Pru pulled her wallet from her purse. “I don’t know. We’re working on some things.”
“Too bad. I liked Rudy.” Phan shook his head, as if recalling something particularly hilarious. “That guy cracks me up.”
That’s what everyone said about Rudy, even McKay. Until recently, anyway. As much as she hated to admit it, he’d been happier drawing all day and thinking up stupid jokes, with bad hair and glasses and the sloppy clothes. Pru tried to remember if he’d started a new antidepressant med lately. That would certainly account for his behavior tonight. It always took his brain a few weeks to settle down, whenever Schwaiger adjusted his meds.
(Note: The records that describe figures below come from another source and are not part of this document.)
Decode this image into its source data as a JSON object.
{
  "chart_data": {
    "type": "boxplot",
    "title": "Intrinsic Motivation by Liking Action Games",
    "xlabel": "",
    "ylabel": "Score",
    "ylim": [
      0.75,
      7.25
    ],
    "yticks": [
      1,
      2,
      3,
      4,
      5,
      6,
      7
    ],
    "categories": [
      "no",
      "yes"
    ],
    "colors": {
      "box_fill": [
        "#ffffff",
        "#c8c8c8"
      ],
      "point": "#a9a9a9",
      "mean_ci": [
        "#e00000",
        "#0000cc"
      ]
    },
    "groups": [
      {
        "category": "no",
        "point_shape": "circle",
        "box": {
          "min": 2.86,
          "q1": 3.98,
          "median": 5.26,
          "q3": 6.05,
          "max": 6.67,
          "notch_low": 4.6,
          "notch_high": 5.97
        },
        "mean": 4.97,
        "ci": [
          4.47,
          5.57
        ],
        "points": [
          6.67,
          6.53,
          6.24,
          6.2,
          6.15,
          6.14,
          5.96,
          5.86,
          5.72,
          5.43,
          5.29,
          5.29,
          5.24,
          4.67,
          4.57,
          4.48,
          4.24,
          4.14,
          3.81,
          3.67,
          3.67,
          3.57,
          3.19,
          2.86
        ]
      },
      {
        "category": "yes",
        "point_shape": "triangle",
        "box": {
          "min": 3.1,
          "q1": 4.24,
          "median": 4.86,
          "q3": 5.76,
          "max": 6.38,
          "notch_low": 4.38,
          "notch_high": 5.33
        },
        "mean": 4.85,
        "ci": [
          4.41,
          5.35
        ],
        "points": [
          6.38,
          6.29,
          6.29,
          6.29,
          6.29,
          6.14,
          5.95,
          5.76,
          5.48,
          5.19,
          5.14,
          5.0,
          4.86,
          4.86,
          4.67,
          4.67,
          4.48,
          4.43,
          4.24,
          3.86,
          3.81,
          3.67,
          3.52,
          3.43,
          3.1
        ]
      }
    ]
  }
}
When he was on Wellbutrin he used to chew his fingernails down to the quick.
“Listen, girlfriend,” said Phan, handing the change to her. “I can get you some good drugs.”
“Next time,” said Pru. “Anyway, doesn’t that just make you more depressed, in the end?”
Phan shrugged. “I’m a Buddhist. We don’t get depressed.”
“What do you mean? Everyone gets depressed.”
“Yeah,” Phan said, “but not Buddhists.”
“Why not?”
“We know how to suffer.”
She took the videos from him. “Okay. How?”
“Very carefully?” he said, smiling at her, so she could see the tips of his white teeth. “Also, I like Ecstasy.”
AT HOME, SHE COLLECTED EVERYTHING THAT HAD BELONGED to Rudy, including two half-eaten boxes of his diet cereal, a SpongeBob SquarePants toothbrush, and three Brooks Brothers shirts he kept in her closet. She put it all in a shopping bag by the door. Brooks Brothers! When she met him he was still wearing “no-iron” shirts from JCPenney. It was all her fault. She’d turned him into a pompous ass. She should have left some of him the way she’d found him, eager and unfinished. That was just the problem: He was unfinished, still. Hot, but unfinished. Or finished badly. McKay was right—she’d created a monster. A hot monster.